Tests of Hawaiian speech recognition had a 22% error rate, despite never having been trained on labeled audio data in the language.

In a new study, researchers have demonstrated that large artificial intelligence models can significantly improve automatic speech recognition (ASR) for the Hawaiian language by leveraging existing text data. The findings, published Wednesday, provide hope for using AI to aid language preservation and revitalization efforts for under-resourced and endangered languages like Hawaiian.

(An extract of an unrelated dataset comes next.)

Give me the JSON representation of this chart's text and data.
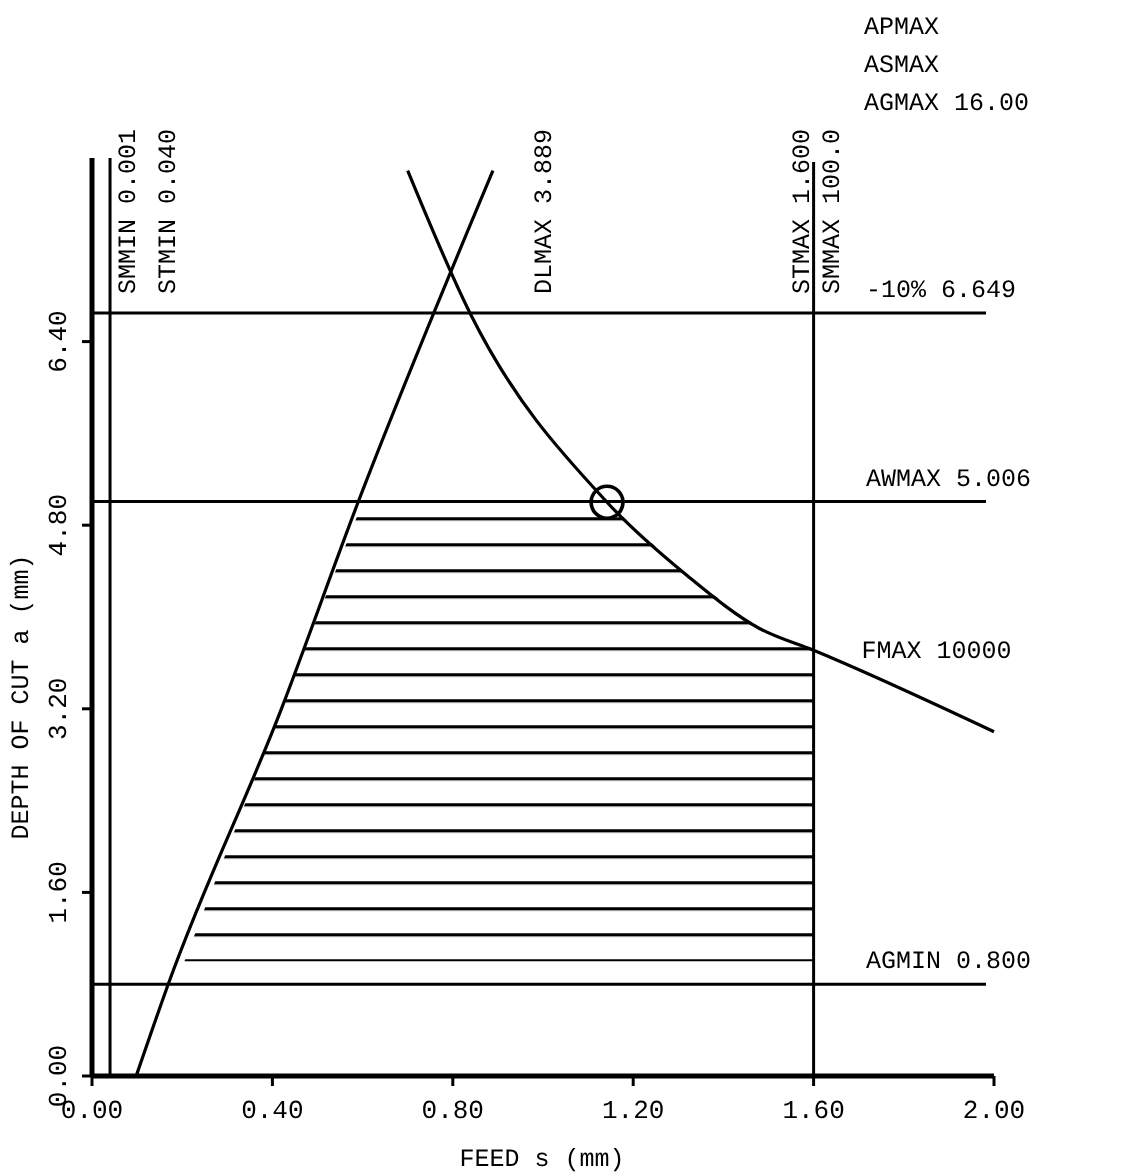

The research team, led by Kaavya Chaparala and Guido Zarrella of The MITRE Corporation, evaluated the performance of Whisper, an AI model developed by OpenAI, on transcribing spoken Hawaiian to text. Out of the box, the largest Whisper models were able to transcribe Hawaiian audio with a word error rate of about 22%, despite never having been trained on labeled Hawaiian audio data.

“We found the largest Whisper models could transcribe Hawaiian audio with word error rates of about 22%,” said Chaparala, the lead author of the study. “This zero-shot learning capability, where the AI can perform the task without seeing any Hawaiian training data, is very promising.”

To further improve performance, the researchers incorporated an external Hawaiian language model into Whisper. The language model was trained on a corpus of about 1.5 million words of Hawaiian text. By combining the language model with Whisper, the researchers reduced the word error rate to about 20% — a small but statistically significant improvement.

“By incorporating a Hawaiian language model, the best Whisper model achieved a word error rate of about 20%,” explained Zarrella, a co-author. “While the 1-2% absolute improvement may seem small, for low-resource languages like Hawaiian which could use better automatic speech recognition to accelerate preservation efforts, any significant improvement in performance is welcome.”

Hawaiian, an endangered language spoken by less than 0.1% of Hawaiians, faces challenges such as a lack of labeled training data that have hindered the development of high-quality ASR systems. But as this study demonstrates, leveraging AI and making use of available text data can help bridge that gap.

“There are dozens of hours of labeled Hawaiian audio but millions of pages of Hawaiian text available right now,” said co-author Bruce Torres Fischer of the University of Hawai’i at Hilo. “By showing how we can use that text data to meaningfully improve AI speech recognition in Hawaiian, this work makes an important contribution to our language revitalization efforts.”

The researchers said their approach of combining an external language model with an AI foundation model like Whisper could potentially be applied to aid automatic speech recognition in other low-resource languages as well.

“What can other low-resource language communities learn from this study? We conjecture that many languages are like Hawaiian in having much less labeled data than unlabeled data like text corpora,” said co-author Oiwi Parker Jones of the University of Oxford. “Our results show it is worth trying to use all the data you have to improve AI speech recognition performance.”

However, they cautioned that Hawaiian may not be fully representative in terms of its characteristics and the data available. More work is needed to evaluate how well the approach generalizes to other low-resource languages.

Analysis of the AI model’s errors also suggested areas for future improvement. For example, the model struggled with distinguishing short and long vowels in Hawaiian, as well as glottal stops. The authors hypothesized that fine-tuning the model on labeled Hawaiian audio data could help correct these errors.

“Ultimately, how well our approach works for other low-resource languages is an empirical question,” said Jones. “But for languages that have few options, we offer hope: it is worth trying, as Hawaiian tradition teaches, to use all the data you have.”

The researchers plan to continue improving the AI models for Hawaiian ASR by training on more text data and pseudo-labeling unlabeled Hawaiian audio. They are working with the Hawaiian community to gather larger amounts of labeled data as well.

“Advances in automatic speech recognition have predominantly benefited a few global languages. To date, this has left speakers of low-resource languages, such as Hawaiian, at a disadvantage,” said co-author Larry Kimura of the University of Hawai’i at Hilo. “High-quality Hawaiian ASR developed through studies like this would support our language preservation and revitalization efforts.”

The study was funded by the Medical Research Council, Royal Society, National Science Foundation, National Endowment for the Humanities, and Social Sciences and Humanities Research Council. It demonstrates the potential for AI to play a meaningful role in preserving endangered languages and knowledge for future generations.